Clustering, scalability and performance
I’ve used ipvs (http://www.linuxvirtualserver.org/software/ipvs.html) effectively on a few sites for clients – it’s more scalable than using reverse proxies.
It’s a handy & fast and efficient way to:
· load balance
· manage traffic to the cluster (allowing for transparently bringing servers online/offline, migrations)
· firewall the cluster and back-end services
I’m not a fan of moving the ORM layer – in terms of bang/buck it’s just not efficient or cost effective.
Logical separation is more important that physical separation. It’s enough to use a dedicated db server and optimise the machine for the purpose.
One of the hardest problems is dealing with assets in dynamic sites – images, movies, etc – when you have multiple servers.
Shared file systems (ie NFS) just doesn’t cut it. For a couple of clients I’ve used libs built on fuse but OS support can be patchy.
The handy thing about fuse is that you can use it fairly easily in conjunction with CDN’s but planning the financials is complex – and it’s something you need to consider in your architecture.
Fuse in local mode is easy to setup, scalable, fault tolerant and fast – most hosting providers have gigabit local network connections (and local network traffic isn’t billable). There’s a couple of hosting providers that implement local CDN’s which they make available for clients – but these are few and far between.

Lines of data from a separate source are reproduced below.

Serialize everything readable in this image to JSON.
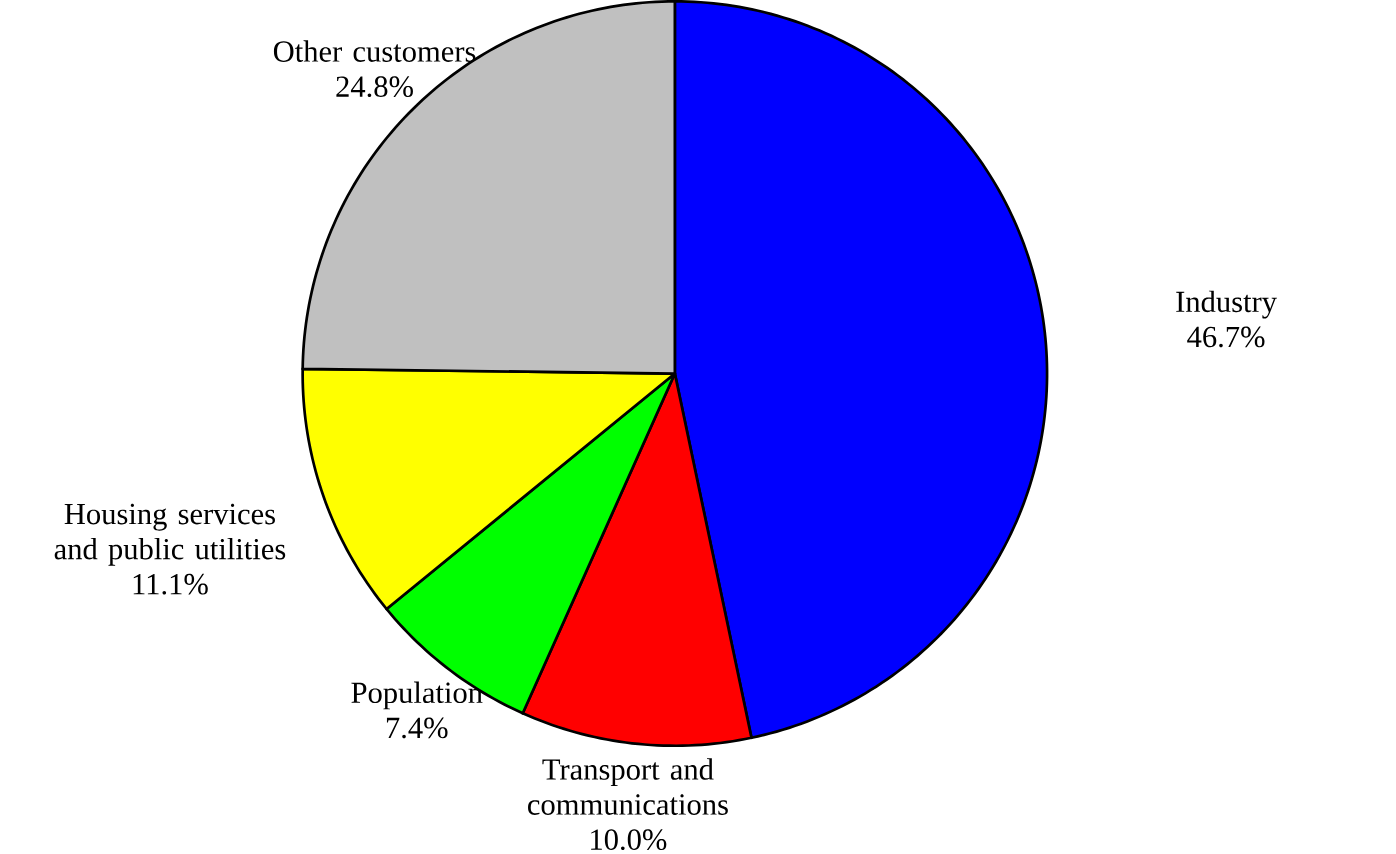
{
  "chart_data": {
    "type": "pie",
    "categories": [
      "Industry",
      "Transport and communications",
      "Population",
      "Housing services and public utilities",
      "Other customers"
    ],
    "values": [
      46.7,
      10.0,
      7.4,
      11.1,
      24.8
    ],
    "value_labels": [
      "46.7%",
      "10.0%",
      "7.4%",
      "11.1%",
      "24.8%"
    ],
    "colors": [
      "#0000ff",
      "#ff0000",
      "#00ff00",
      "#ffff00",
      "#c0c0c0"
    ]
  }
}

Most projects I tend to recommend the VPS route rather than dedicated machines. It’s cost effective, allows for growth, machines can be provisioned in minutes rather than days and you can respond quickly if traffic increases. Allocating/de-allocating extra resources is usually just a few clicks away and if you start exceeding your optimal utilisation you can provision another machine, hot tweak the IPVS table and you suddenly have another machine serving your users. Good hosting providers even have API’s that allow your application to adjust its resources up/down from within the app. If it’s a short term spike (due to a promotion, press, etc) then when things calm down a few days later – you can hot tweak the ipvs table, un-provision the machine and hey presto – you’ve only incurred costs for the duration. Implementing this type of approach means you need to understand when it’s best to scale up and when you scale out – and it’s hard to determine what strategy to take until you have optimised your environment and have accurate metrics about how your application performs. With this you can set thresholds and with monitoring in-place the application can notify you when these are exceeded.